Originally from Sri Lanka, Van Ranzow moved to London in 1966 to further his education. He took up a day job and began night school at Kilburn Polytechnic.
But after some persuasion from his wife, Zarina, he decided to take up a trade instead.
It was a decision that he has never regretted, but when his wife injured her backbone and doctors recommended they move to a warmer climate to ease the pain she suffered during the cold English winters, the Van Ranzows decided to make a new home in California in 1978.
"When I first came to this country, I wasn't even sure whether I was going to have a job myself," Robin Van Ranzow said. "Now, I employ three people ? two mechanics and an office manager."
After eight years of struggling to make ends meet, he decided to go into business for himself and opened up R.V. Volvo in Glendale in 1986.
He wanted to get a home for his family and make sure that his own two children, Fabian and Susan, could go to college. But the first few years were tough especially because Zarina, who helped in the office, had been diagnosed with breast cancer.
When she died of the disease in 1990 at 41, Robin Van Ranzow fell into a deep depression for two years and tried hard to comfort his children who were inconsolable after losing their mother.
He still misses the formidable presence of his "petite" wife.
"She was the boss in my life ? and, boy, did she have some brains," he said with a laugh.
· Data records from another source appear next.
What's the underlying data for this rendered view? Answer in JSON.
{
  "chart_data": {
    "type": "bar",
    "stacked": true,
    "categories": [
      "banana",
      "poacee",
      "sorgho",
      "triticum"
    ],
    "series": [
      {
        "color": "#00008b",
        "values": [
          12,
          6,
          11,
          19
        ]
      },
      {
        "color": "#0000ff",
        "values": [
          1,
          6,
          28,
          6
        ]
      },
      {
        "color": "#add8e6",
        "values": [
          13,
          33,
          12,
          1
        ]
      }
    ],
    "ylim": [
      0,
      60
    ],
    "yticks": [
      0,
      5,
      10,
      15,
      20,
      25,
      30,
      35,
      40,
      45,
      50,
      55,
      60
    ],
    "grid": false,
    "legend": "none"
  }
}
Linda Hurevitz, a Glendale-based lawyer and a regular client of R.V. Volvo, has known Robin Van Ranzow for 17 years and said that he has never once taken advantage of her because of her lack of knowledge about cars ? and Volvo cars, in particular.
"I have always found him to be extremely honest and trustworthy," Hurevitz said. "He is an extremely straightforward guy and is a noble human being."
When a catastrophic tsunami struck Southeast Asia in 2004, Robin Van Ranzow collected donations from clients and flew to Sri Lanka to personally help with reconstruction efforts, she said.